If you set the policy parameter to first, Snort may provide some protection, but miss attacks. You should edit the policy parameter of the IP stream inspector to specify the correct operating system.

Type: enum

Valid values: Set a type of operating system for the policy parameter.

Table 1. Valid Values for Policy

Policy

Operating Systems

first

Unknown OS

linux

Linux

bsd

AIX

FreeBSD

OpenBSD

bsd_right

HP JetDirect (printer)

last

Cisco IOS

windows

Windows 98

Windows NT

Windows 2000

Windows XP

solaris

Solaris OS

SunOS

Default value: linux

session_timeout

Specifies the number of seconds that the stream_ip inspector keeps an inactive IP stream in the state table. The next time Snort detects an IP datagram with the same flow key, it checks if the session timeout on the earlier flow has expired. If the timeout has expired, Snort closes the flow and starts a new flow. Snort checks for stale flows associated with the base stream configuration.

Type: integer

Valid range: 0 to 2,147,483,647 (max31)

Default value: 60

Stream IP Inspector Rules

Enable the stream_ip inspector rules to generate events and, in an inline deployment, drop offending packets.
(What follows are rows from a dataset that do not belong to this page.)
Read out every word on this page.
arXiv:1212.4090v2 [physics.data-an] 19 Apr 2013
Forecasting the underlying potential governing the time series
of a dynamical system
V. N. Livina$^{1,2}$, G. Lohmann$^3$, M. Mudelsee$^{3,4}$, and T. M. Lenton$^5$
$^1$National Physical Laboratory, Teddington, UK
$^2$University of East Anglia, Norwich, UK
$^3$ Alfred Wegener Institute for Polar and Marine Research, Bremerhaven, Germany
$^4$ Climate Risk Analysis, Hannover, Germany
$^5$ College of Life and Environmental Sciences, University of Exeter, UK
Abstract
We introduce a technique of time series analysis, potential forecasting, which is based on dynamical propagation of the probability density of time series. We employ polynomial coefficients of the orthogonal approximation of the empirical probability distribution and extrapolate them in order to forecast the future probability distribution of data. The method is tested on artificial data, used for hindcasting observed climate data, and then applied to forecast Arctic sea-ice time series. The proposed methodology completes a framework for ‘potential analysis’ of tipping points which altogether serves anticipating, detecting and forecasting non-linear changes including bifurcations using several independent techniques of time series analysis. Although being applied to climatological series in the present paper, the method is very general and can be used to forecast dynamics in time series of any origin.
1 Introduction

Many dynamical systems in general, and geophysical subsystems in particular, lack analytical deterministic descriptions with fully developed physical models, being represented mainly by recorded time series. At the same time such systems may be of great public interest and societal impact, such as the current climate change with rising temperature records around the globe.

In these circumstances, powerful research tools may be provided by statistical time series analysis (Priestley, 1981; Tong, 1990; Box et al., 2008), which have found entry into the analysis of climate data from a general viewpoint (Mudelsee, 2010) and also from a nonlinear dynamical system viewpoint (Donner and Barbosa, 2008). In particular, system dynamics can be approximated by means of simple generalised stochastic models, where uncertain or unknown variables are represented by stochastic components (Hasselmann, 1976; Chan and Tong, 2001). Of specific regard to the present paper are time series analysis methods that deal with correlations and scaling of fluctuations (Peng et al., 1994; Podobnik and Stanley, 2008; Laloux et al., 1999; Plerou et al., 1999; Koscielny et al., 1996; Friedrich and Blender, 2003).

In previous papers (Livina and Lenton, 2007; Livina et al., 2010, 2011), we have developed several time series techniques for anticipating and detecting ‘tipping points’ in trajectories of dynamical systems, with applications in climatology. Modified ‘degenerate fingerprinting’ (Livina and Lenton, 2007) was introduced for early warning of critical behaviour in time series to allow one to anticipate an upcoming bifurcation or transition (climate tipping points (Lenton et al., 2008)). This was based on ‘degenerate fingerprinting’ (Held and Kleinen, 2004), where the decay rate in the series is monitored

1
Table 2. Stream IP Inspector Rules

GID:SID

Rule Message

123:1

inconsistent IP options on fragmented packets

123:2

teardrop attack

123:3

short fragment, possible DOS attempt

123:4

fragment packet ends after defragmented packet

123:5

zero-byte fragment packet

123:6

bad fragment size, packet size is negative

123:7

bad fragment size, packet size is greater than 65536

123:8

fragmentation overlap

123:11

TTL value less than configured minimum, not using for reassembly

123:12

excessive fragment overlap

123:13

tiny fragment

Stream IP Inspector Intrusion Rule Options

The stream_ip inspector does not have any intrusion rule options.